In a
discussion with Paul Jay of the Real
News, Daniel Ellsberg revealed that the US
discovered - through a top-secret operation -that the USSR had only
four(!) ICBMs back in 1961. This meant that the Soviets were very far
from becoming a serious threat for the West. However, the false
picture of the 'Soviet threat' remained powerful in order to permit
the US to justify its frenzy nuclear armament race.
Ellsberg
explains:
The
estimate of 40 to 60 [Soviet intercontinental ballistic missiles] -
which was pretty much in 1962 at the time of the missile crisis based
on a lot of satellite photography - was much lower than was estimated
earlier, from ‘58, ‘59, ‘60.
The Air
Force had a higher estimate. Even the CIA official estimate in 1961
was well over 100. The State Department estimated like 160. The Air
Force was much higher than that. And in August of 1961, the then
commander of Strategic Air Command, Thomas Power, believed that there
were then 1000 Soviet ICBMs. This was the time when the estimate was
much lower, between 120 and 160. But 1000 is what he believed.
The
intelligence communities, perceived and projected the image of
Stalin’s Russia and then his successors as Hitler with nuclear
weapons, and that they would bend every effort to achieve the ability
to destroy us, or at least to blackmail us into submission. And since
they had achieved ICBMs launching faster than we had - that was
almost the one point on which we didn’t lead the arms race - it was
assumed that they would move ahead quickly, build a lot of ICBMs so
they would have this capability against our bomber bases before we
had ICBMs.
Just
after the estimate of the 1000 in August [1961], in September we
finally got full coverage of the ICBM possible sites in Russia with
our satellites, which were a very secret program, which my colleagues
at Rand were not privy to at Top Secret level. It was higher than Top
Secret.
People
made a security lapse, in a way. I was there, and saw a new estimate.

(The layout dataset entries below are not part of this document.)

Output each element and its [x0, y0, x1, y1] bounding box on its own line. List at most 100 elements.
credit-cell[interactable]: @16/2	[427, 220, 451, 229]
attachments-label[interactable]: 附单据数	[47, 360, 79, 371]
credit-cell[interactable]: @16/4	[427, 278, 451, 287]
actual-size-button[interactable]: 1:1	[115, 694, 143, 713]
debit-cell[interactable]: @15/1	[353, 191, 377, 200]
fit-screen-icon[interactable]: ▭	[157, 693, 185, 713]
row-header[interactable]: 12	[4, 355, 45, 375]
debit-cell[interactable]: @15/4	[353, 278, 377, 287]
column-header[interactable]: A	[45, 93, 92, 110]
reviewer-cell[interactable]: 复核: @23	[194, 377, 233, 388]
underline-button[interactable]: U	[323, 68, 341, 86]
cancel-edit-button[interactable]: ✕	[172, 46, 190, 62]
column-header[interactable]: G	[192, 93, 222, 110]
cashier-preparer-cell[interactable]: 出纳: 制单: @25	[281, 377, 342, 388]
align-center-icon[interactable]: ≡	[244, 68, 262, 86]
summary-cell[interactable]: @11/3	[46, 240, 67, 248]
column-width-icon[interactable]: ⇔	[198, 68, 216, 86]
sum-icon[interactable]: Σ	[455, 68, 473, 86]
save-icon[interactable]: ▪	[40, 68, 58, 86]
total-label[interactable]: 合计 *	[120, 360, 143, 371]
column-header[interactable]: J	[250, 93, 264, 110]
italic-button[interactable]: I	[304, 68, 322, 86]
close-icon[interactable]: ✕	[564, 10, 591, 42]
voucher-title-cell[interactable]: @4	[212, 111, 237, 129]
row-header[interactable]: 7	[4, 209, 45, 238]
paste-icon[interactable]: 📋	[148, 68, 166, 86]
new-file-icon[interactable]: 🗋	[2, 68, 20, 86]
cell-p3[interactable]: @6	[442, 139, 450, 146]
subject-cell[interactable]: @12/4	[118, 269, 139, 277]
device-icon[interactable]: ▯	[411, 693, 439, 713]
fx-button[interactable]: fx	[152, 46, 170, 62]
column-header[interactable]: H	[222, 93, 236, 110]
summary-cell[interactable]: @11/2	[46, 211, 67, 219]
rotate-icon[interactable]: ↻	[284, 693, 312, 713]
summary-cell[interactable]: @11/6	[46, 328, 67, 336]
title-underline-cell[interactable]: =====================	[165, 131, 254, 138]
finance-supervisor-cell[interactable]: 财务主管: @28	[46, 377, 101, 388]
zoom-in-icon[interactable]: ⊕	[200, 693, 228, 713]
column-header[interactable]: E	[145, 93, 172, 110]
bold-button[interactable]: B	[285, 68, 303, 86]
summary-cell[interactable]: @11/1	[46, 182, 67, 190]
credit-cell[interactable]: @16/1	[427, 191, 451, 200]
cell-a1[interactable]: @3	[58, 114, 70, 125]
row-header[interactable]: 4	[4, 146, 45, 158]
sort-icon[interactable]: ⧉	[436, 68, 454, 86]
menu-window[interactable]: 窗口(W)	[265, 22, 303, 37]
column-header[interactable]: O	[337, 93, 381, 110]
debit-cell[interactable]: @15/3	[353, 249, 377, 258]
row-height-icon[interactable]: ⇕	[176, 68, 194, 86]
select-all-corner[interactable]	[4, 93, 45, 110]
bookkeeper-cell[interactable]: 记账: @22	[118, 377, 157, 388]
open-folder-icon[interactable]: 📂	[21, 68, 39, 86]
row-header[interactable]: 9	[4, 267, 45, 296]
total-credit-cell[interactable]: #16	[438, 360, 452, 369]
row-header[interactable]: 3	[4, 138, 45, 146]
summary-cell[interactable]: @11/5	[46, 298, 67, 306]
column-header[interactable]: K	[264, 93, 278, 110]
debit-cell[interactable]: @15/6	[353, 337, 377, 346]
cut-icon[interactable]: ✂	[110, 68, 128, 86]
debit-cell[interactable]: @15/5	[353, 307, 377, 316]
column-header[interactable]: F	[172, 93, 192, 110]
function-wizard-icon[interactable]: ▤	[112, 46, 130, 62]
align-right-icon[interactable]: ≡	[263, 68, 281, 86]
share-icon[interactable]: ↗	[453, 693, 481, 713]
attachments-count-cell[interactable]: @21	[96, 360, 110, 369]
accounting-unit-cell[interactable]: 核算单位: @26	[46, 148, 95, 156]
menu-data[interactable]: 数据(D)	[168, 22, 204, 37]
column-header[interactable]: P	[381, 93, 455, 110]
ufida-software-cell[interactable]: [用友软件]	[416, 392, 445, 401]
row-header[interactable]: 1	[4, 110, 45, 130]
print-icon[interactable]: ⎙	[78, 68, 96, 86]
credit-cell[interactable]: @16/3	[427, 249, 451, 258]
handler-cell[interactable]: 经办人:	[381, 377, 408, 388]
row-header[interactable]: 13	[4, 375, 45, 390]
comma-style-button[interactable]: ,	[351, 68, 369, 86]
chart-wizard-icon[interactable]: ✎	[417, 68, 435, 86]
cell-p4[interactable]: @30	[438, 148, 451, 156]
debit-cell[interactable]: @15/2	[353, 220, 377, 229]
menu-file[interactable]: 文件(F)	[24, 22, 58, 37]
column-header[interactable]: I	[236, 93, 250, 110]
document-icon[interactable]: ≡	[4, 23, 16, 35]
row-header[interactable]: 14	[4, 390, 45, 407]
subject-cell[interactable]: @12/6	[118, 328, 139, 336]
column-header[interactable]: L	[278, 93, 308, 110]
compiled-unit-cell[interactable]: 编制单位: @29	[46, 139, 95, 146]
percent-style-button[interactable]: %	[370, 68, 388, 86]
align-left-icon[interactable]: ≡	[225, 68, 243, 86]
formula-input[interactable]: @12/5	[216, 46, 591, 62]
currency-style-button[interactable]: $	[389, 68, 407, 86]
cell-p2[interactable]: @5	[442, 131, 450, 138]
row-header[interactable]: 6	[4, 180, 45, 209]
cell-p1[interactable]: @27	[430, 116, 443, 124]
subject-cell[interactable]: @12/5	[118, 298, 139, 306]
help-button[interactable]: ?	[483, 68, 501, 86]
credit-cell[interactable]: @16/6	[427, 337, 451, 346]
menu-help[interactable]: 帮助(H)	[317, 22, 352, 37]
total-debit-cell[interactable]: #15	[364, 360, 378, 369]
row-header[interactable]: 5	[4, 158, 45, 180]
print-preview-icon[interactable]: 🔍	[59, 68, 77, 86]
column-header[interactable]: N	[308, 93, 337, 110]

And was told in a security breach, in a way, which was almost
unprecedented. People told me something that I didn’t have the
clearance for. And I couldn’t share it with Rand, because we would
all have lost our access had I spread this around. The news was this:
that what the Soviets had at that time was four ICBMs. Not 40,
not 160, not 1000, but 4.
That
remained, by the way, relatively unknown to the public very late in
the game. Even Richard Rhodes’ excellent book - his second book on
the nuclear program, on the H-bomb - many years later was still
saying that what they [Soviets] had then was not what had been
predicted, but only 40. But that’s ten times more than they
actually had. They had essentially nothing. They had not sought a
first strike force at all, which they could have had with their
original missiles, inefficient and large and clumsy as they were.
It
should have led to a whole reconsideration of the framework here,
because it wasn’t just that they couldn’t afford to. They clearly
hadn’t felt that was high priority to have that capability. The
notion that they were aching to take over Western Europe at the
earliest possibility, or to destroy the US as their main rival, was
clearly something wrong with it. And it was actually wrong.
We now
know that Khrushchev, in this respect, was like Gorbachev. He wanted
to cut down spending on the military all together, and nuclear
weapons in general. And yes, he almost certainly would have done
that. Actually they proposed things like that, but didn’t take that
seriously at all. We needed the missiles. We wanted the missiles, in
part for political economic reasons in 1961.